(As a computer scientist I had to do that )
Last week Google announced the accepted students for the Google Summer of Code (GSoC) for this year. Luckily I’m one of those. I will work on PyMC3 under the NumFOCUS umbrella organization. Austin Rochford and Osvaldo Martin, core developers of PyMC3, will be my mentors. The main objective of the project is to implement Bayesian Additive Regression Trees in PyMC3.
Bayesian Additive Regression Trees (BART) is a Bayesian nonparametric approach to estimating functions using regression trees. A BART model consist of a sum of regression trees with (homoskedastic) normal additive noise. Regression trees are defined by recursively partitioning the input space, and defining a local model in each resulting region of input space in order to approximate some unknown function. BARTs are useful and flexible models to capture interactions and non-linearities and have been proved useful tools for variable selection.
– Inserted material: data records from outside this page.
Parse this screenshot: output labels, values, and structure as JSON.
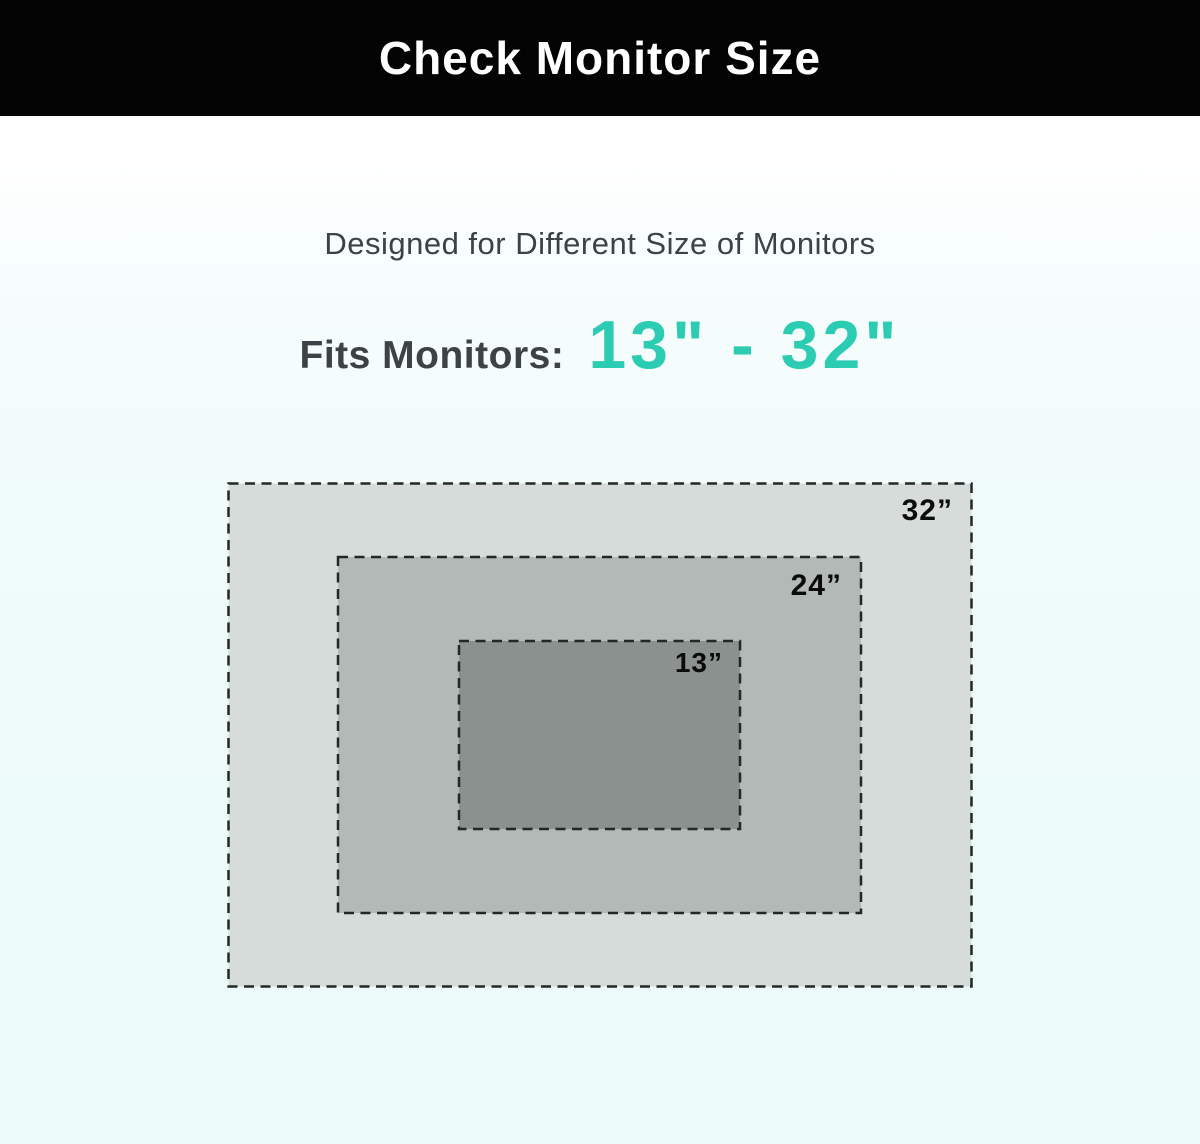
{
  "header": {
    "title": "Check Monitor Size"
  },
  "subtitle": "Designed for Different Size of Monitors",
  "fits": {
    "label": "Fits Monitors:",
    "range": "13\" - 32\""
  },
  "diagram": {
    "monitors": [
      {
        "size_label": "32”",
        "fill": "#d6dcd9"
      },
      {
        "size_label": "24”",
        "fill": "#b2b9b6"
      },
      {
        "size_label": "13”",
        "fill": "#8b918e"
      }
    ]
  },
  "colors": {
    "accent_teal": "#2bccb1",
    "header_bg": "#030303",
    "title_text": "#ffffff",
    "body_text": "#3c4245",
    "size_label_text": "#0b0b0b",
    "dash_border": "#232825",
    "page_bg_bottom": "#ecfafa"
  }
}
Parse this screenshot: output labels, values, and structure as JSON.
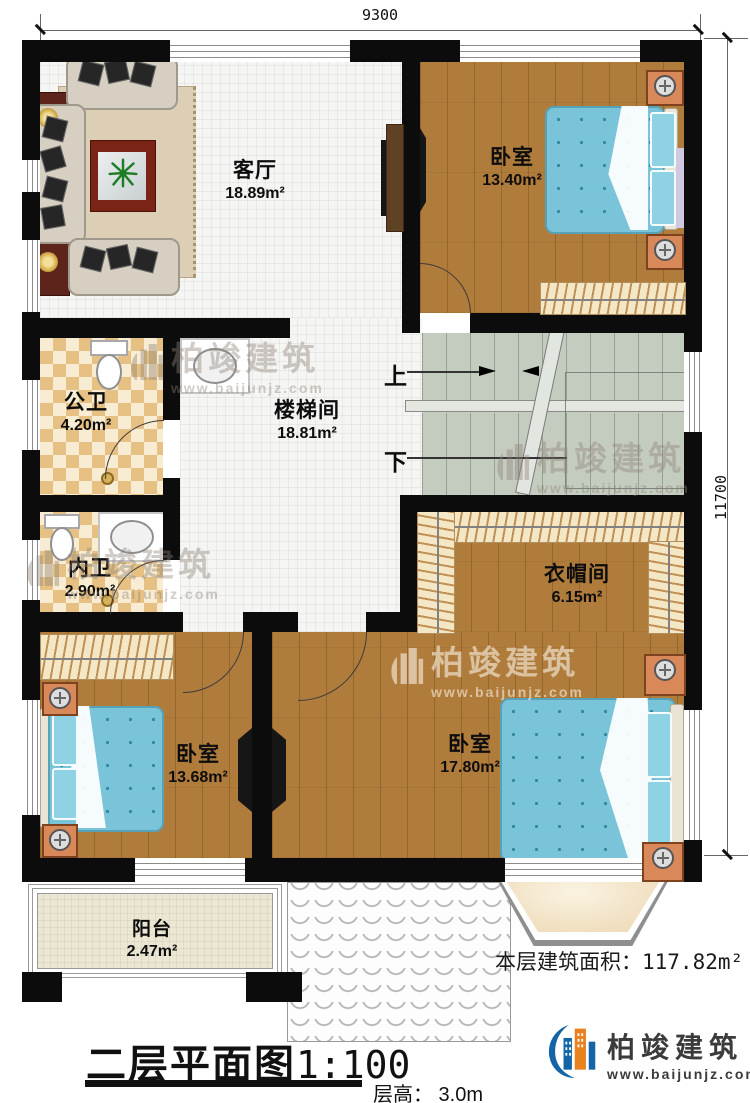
{
  "dimensions": {
    "width_mm": "9300",
    "height_mm": "11700"
  },
  "rooms": {
    "living": {
      "name": "客厅",
      "area": "18.89m²"
    },
    "bedroom_top": {
      "name": "卧室",
      "area": "13.40m²"
    },
    "public_bath": {
      "name": "公卫",
      "area": "4.20m²"
    },
    "stair_hall": {
      "name": "楼梯间",
      "area": "18.81m²"
    },
    "inner_bath": {
      "name": "内卫",
      "area": "2.90m²"
    },
    "cloakroom": {
      "name": "衣帽间",
      "area": "6.15m²"
    },
    "bedroom_left": {
      "name": "卧室",
      "area": "13.68m²"
    },
    "bedroom_right": {
      "name": "卧室",
      "area": "17.80m²"
    },
    "balcony": {
      "name": "阳台",
      "area": "2.47m²"
    }
  },
  "stairs": {
    "up_label": "上",
    "down_label": "下"
  },
  "annotations": {
    "floor_area_label": "本层建筑面积：",
    "floor_area_value": "117.82m²",
    "plan_title": "二层平面图",
    "plan_scale": "1:100",
    "floor_height": "层高： 3.0m"
  },
  "watermark": {
    "brand": "柏竣建筑",
    "site": "www.baijunjz.com"
  },
  "logo": {
    "brand": "柏竣建筑",
    "site": "www.baijunjz.com"
  },
  "colors": {
    "wall": "#0c0c0c",
    "wood": "#b07c3c",
    "bed_blue": "#7ac4da",
    "stair_sage": "#c4ccc0",
    "checker_tan": "#e6c183",
    "nightstand_orange": "#d9885a",
    "logo_blue": "#1465a8",
    "logo_orange": "#e8821e",
    "logo_text": "#3b3b3b"
  }
}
Bayesian Additive Regression Trees will allow PyMC3 users to perform regressions with a “canned” non-parametric model. By simple calling a method, users will obtain the mean regressor plus the uncertainty estimation in a fully Bayesian way. This can be used later to predict on hold-out data. Furthermore, the implemented BART model will allow experience users to specify their own priors for the specific problem they are tackling, improving performance substantially.
In the next few weeks, Community Bonding Period, I will:
- deepen my knowledge about BART;
- examine PyMC3 code-base in order to deepen my knowledge about its data flow, architecture and application programming interface (API);
- communicate with mentors and PyMC3 core developers to clarify doubts about possible API for BART.